Una risata vi seppellirà

Il 14 febbraio, giorno di San Valentino è andato in scena, presso il teatro Portland, “Quinta mafia”. Il giorno più adatto per parlare di Fausto e Laura. Per programmare e proporre il bellissimo lavoro di De La Calle Casanova: un lavoro molto impegnativo sia per gli attori che per il pubblico. Un lavoro che parla di una sorta di Romeo e Giulietta che plausibilmente somigliano a tanti giovani di Quarto Oggiaro, periferia milanese. Un Romeo e Giulietta allontanati dalle circostanze, dal contesto e dalle due famiglie che incoraggiano i due giovani a proseguire ciascuno sulla propria strada e a diventare adulti ben calati nei rispettivi ruoli sociali.
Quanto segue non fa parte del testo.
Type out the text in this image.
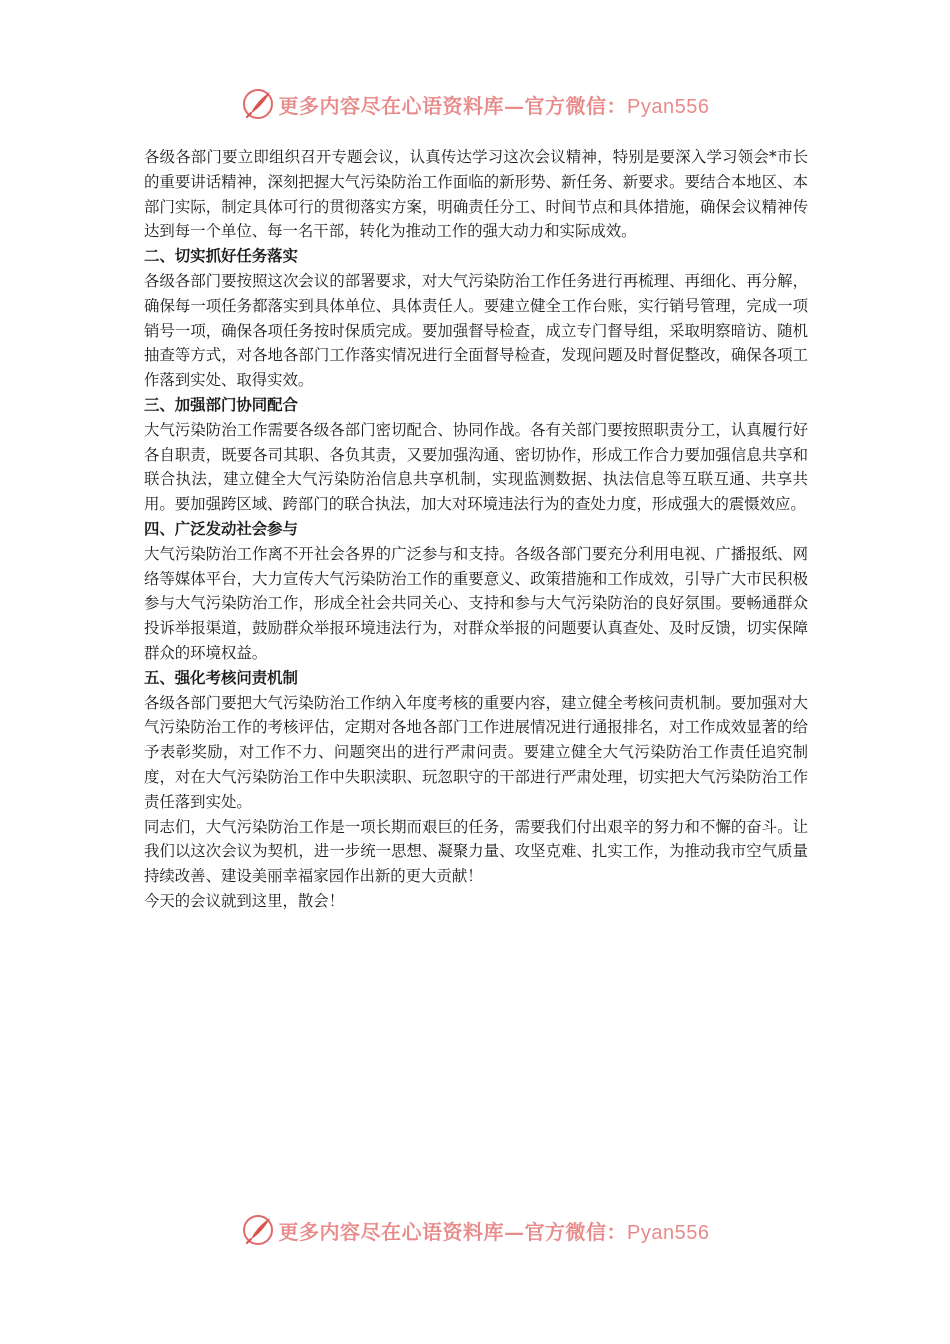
更多内容尽在心语资料库—官方微信：Pyan556

各级各部门要立即组织召开专题会议，认真传达学习这次会议精神，特别是要深入学习领会*市长的重要讲话精神，深刻把握大气污染防治工作面临的新形势、新任务、新要求。要结合本地区、本部门实际，制定具体可行的贯彻落实方案，明确责任分工、时间节点和具体措施，确保会议精神传达到每一个单位、每一名干部，转化为推动工作的强大动力和实际成效。

二、切实抓好任务落实

各级各部门要按照这次会议的部署要求，对大气污染防治工作任务进行再梳理、再细化、再分解，确保每一项任务都落实到具体单位、具体责任人。要建立健全工作台账，实行销号管理，完成一项销号一项，确保各项任务按时保质完成。要加强督导检查，成立专门督导组，采取明察暗访、随机抽查等方式，对各地各部门工作落实情况进行全面督导检查，发现问题及时督促整改，确保各项工作落到实处、取得实效。

三、加强部门协同配合

大气污染防治工作需要各级各部门密切配合、协同作战。各有关部门要按照职责分工，认真履行好各自职责，既要各司其职、各负其责，又要加强沟通、密切协作，形成工作合力要加强信息共享和联合执法，建立健全大气污染防治信息共享机制，实现监测数据、执法信息等互联互通、共享共用。要加强跨区域、跨部门的联合执法，加大对环境违法行为的查处力度，形成强大的震慑效应。

四、广泛发动社会参与

大气污染防治工作离不开社会各界的广泛参与和支持。各级各部门要充分利用电视、广播报纸、网络等媒体平台，大力宣传大气污染防治工作的重要意义、政策措施和工作成效，引导广大市民积极参与大气污染防治工作，形成全社会共同关心、支持和参与大气污染防治的良好氛围。要畅通群众投诉举报渠道，鼓励群众举报环境违法行为，对群众举报的问题要认真查处、及时反馈，切实保障群众的环境权益。

五、强化考核问责机制

各级各部门要把大气污染防治工作纳入年度考核的重要内容，建立健全考核问责机制。要加强对大气污染防治工作的考核评估，定期对各地各部门工作进展情况进行通报排名，对工作成效显著的给予表彰奖励，对工作不力、问题突出的进行严肃问责。要建立健全大气污染防治工作责任追究制度，对在大气污染防治工作中失职渎职、玩忽职守的干部进行严肃处理，切实把大气污染防治工作责任落到实处。

同志们，大气污染防治工作是一项长期而艰巨的任务，需要我们付出艰辛的努力和不懈的奋斗。让我们以这次会议为契机，进一步统一思想、凝聚力量、攻坚克难、扎实工作，为推动我市空气质量持续改善、建设美丽幸福家园作出新的更大贡献！

今天的会议就到这里，散会！

更多内容尽在心语资料库—官方微信：Pyan556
Il passaggio generazionale interno alla ‘ndrangheta e alle famiglie che vi si oppongono, è uno dei temi centrali sia della drammaturgia che del romanzo-inchiesta di Catozzella a cui la regista si ispira ed il cui intento è quello di portare in superficie le trame famigliari, locali, nazionali ed internazionali di una presenza silente ma violenta qual è la mafia al nord.

Quinta mafia

Fausto è dilaniato dal conflitto tra l’amore per Laura, giornalista impegnata in un’inchiesta sulla presenza mafiosa nel quartiere di Quarto Oggiaro, e il legame con la propria potente famiglia affiliata alla ‘ndrangheta che egli definisce “un’unica famiglia unita che risolve i problemi”.

In Laura sono in conflitto la ricerca di un’etica professionale e Fausto, la sua fonte di informazione, che coincide con l’amore. Laura è innamorata ma anche coraggiosa ed in ciò è sostenuta dalla zia con la quale vive. Laura è anche curiosa e pertanto si informa presso Fausto su come funziona la vita di un giovane mafioso. Vuole sapere tutto su di lui e su ciò che egli, assieme alla famiglia, rappresenta nel quartiere. Quella di Laura è la storia di un’eroina che non rinnega il sentimento, ma neanche la verità; che non si vende né cede alla compiacente figura della “omertosa per amore”. E che lascia dietro di sé altrettanti eroi, rappresentati dalla zia della giovane, che combatteranno altrettante battaglie silenti e solitarie, nell’anonimato.

In questo lavoro si parla dunque d’amore e di mafia ed è un lavoro faticoso per il pubblico che assiste e partecipa a continui cambi emotivi e viene travolto dal ritmo incalzante della narrazione, dai cambi di scena e dai passaggi di registro e che viene colto di sorpresa da improvvisi cambi di ruolo e di funzione compiuti dagli attori.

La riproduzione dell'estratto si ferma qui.